Cul sec : Sexe, mensonges et vidéo
Cul sec laisse un goût âcre dans la bouche. Crue, violente, vulgaire et désespérée, cette pièce de François Archambault irrite autant qu’elle captive.
Crue, violente et désespérée, Cul sec laisse un goût âcre dans la bouche. Cette pièce de François Archambault irrite autant qu’elle captive. Car, à travers la nuit d’enfer de jeunes accros (au cul, à l’alcool et aux plaisirs), elle dépeint l’immense vide d’une société, handicapée autant du coeur que de l’âme, dont l’unique valeur est la consommation (de biens, de chair et de fantasmes).
Créée en 1995, par René Richard Cyr et le Théâtre Petit à Petit (PàP), Cul sec n’avait pas fait l’unanimité à l’époque. En misant sur une description hyperréaliste, sans psychologie ni action dramatique, François Archambault a commis quelques maladresses avec cette oeuvre de jeunesse. L’auteur semble se complaire dans la médiocrité intellectuelle et sentimentale de ses personnages. Il manque de recul, voire de regard critique, envers son sujet.
Six ans plus tard, le Théâtre En Marge présente à La Balustrade du Monument-National une reprise fort intéressante de Cul sec, dirigée par Patriq Chénier, avec une solide distribution de jeunes comédiens. À l’heure où la formule télévisuelle des reality shows fait un tabac en Europe et en Amérique du Nord, cette pièce (qui expose une tranche assez indigeste de la vie) prend ici un nouveau sens. En effet, ce théâtre s’inscrit dans la lignée des Loft Story, Big Brother et autres Lofters, dont le seul mérite est de nous faire miroiter que le 21e siècle sera l’âge d’or du narcissisme…
Très je-me-moi, les personnages amoraux de Cul sec – tous dans la vingtaine – sont fermés à la différence (sociale, sexuelle ou culturelle). Serge, Éric et les autres (sauf peut-être Michel) ne sont pas des êtres animés par des émotions: ils sont des machines qui baisent, boivent, sniffent… Ils ne se défoncent pas en réaction au puritanisme de leurs parents, ou pour masquer leur mal de vivre; ils se défoncent pour rien. Ils vivent dans l’urgence, mais sans but ni idéal, et encore moins de rêve.

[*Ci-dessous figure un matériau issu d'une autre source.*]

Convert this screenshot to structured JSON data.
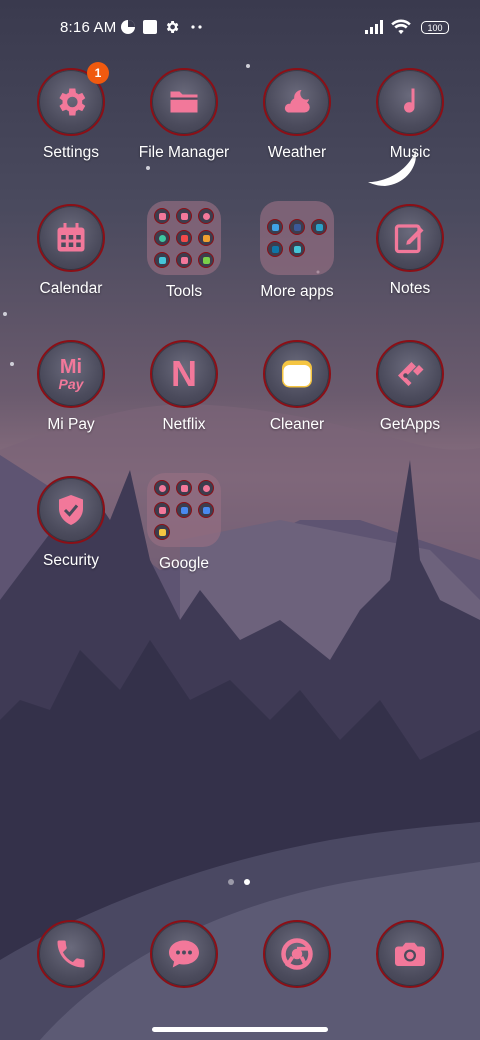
{
  "status_bar": {
    "time": "8:16 AM",
    "battery": "100",
    "left_icons": [
      "data-saver-icon",
      "app-notification-icon",
      "gear-icon",
      "more-dots-icon"
    ],
    "right_icons": [
      "signal-icon",
      "wifi-icon",
      "battery-icon"
    ]
  },
  "apps": [
    {
      "label": "Settings",
      "icon": "gear-icon",
      "badge": "1"
    },
    {
      "label": "File Manager",
      "icon": "folder-icon"
    },
    {
      "label": "Weather",
      "icon": "cloud-moon-icon"
    },
    {
      "label": "Music",
      "icon": "music-note-icon"
    },
    {
      "label": "Calendar",
      "icon": "calendar-icon"
    },
    {
      "label": "Tools",
      "icon": "folder-tools"
    },
    {
      "label": "More apps",
      "icon": "folder-more-apps"
    },
    {
      "label": "Notes",
      "icon": "notes-icon"
    },
    {
      "label": "Mi Pay",
      "icon": "mi-pay-icon",
      "icon_text_top": "Mi",
      "icon_text_bottom": "Pay"
    },
    {
      "label": "Netflix",
      "icon": "netflix-icon",
      "icon_text": "N"
    },
    {
      "label": "Cleaner",
      "icon": "cleaner-icon"
    },
    {
      "label": "GetApps",
      "icon": "getapps-icon"
    },
    {
      "label": "Security",
      "icon": "shield-icon"
    },
    {
      "label": "Google",
      "icon": "folder-google"
    }
  ],
  "dock": [
    {
      "name": "phone",
      "icon": "phone-icon"
    },
    {
      "name": "messaging",
      "icon": "message-icon"
    },
    {
      "name": "chrome",
      "icon": "chrome-icon"
    },
    {
      "name": "camera",
      "icon": "camera-icon"
    }
  ],
  "page_indicator": {
    "pages": 2,
    "active": 2
  },
  "colors": {
    "icon_accent": "#f2789a",
    "icon_ring": "#8b0f16",
    "badge": "#f05a0f"
  }
}
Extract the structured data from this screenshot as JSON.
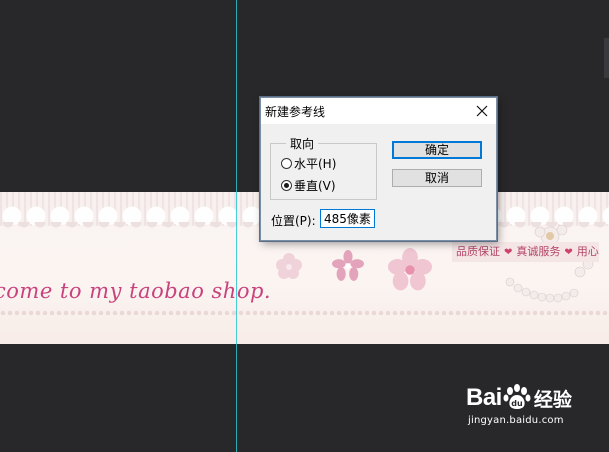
{
  "banner": {
    "welcome_text": "come to my taobao shop.",
    "promise_items": [
      "品质保证",
      "真诚服务",
      "用心"
    ]
  },
  "dialog": {
    "title": "新建参考线",
    "orientation_group": {
      "legend": "取向",
      "options": [
        {
          "label": "水平(H)",
          "checked": false
        },
        {
          "label": "垂直(V)",
          "checked": true
        }
      ]
    },
    "position_label": "位置(P):",
    "position_value": "485像素",
    "ok_label": "确定",
    "cancel_label": "取消"
  },
  "watermark": {
    "brand": "Bai",
    "brand_suffix": "经验",
    "url": "jingyan.baidu.com"
  },
  "colors": {
    "workspace": "#28272a",
    "guide": "#27c6cf",
    "banner_text": "#c8437e",
    "focus_blue": "#0078d7"
  },
  "icons": {
    "close": "close-icon",
    "paw": "paw-icon",
    "heart": "heart-icon"
  }
}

L’absence de valeurs sur laquelle ces jeunes ont fondé leur existence est d’autant plus révoltante qu’elle ne provoque aucune prise de conscience. Les gars sont racistes, misogynes et ouvertement homophobes. Les filles sont vulgaires, désabusées et très profiteuses. Mais personne ne réagit à la haine et au mépris des uns et des autres. Cul sec est le cul-de-sac d’une génération gavée par la société de consommation, où tout s’achète et se vend… même les sentiments.
Pour sa première mise en scène professionnelle, Patriq Chénier a bien mené cette production, en coupant un peu dans le texte et en ajoutant un entracte. Le décor de la salle intime de La Balustrade joue avec le côté voyeur de la pièce. Le public, collé sur la scène représentant le salon de Serge (Luc Chapdelaine), peut aussi observer à travers une grande fenêtre la nuit tomber sur le centre-ville. L’utilisation (un peu trop discrète) de la vidéo, qui diffuse des extraits de la représentation, amplifie le côté "reality show théâtral".
La direction d’acteurs est assez bonne. Luc Chapdelaine (qui a défendu Yves dans Being at Home with Claude, l’automne dernier, à l’Espace Go) est une nature, comme on dit. Son jeu me semblait toutefois un peu figé par moments. Daniel Thomas (Deux Frères), que je voyais pour la première fois sur scène, incarne avec force Éric, ce macho devant l’Éternel. Par contraste, Danny Gagné, qui joue Michel, le plus straight du trio masculin, est juste assez sensible et candide. Chez les actrices, Julie Belley, Marie-Josée Lavoie et Nathalie Briard, s’en tirent toutes très bien.
Voilà donc une production qui, sans grands moyens, nous propose du théâtre de qualité et très pertinent.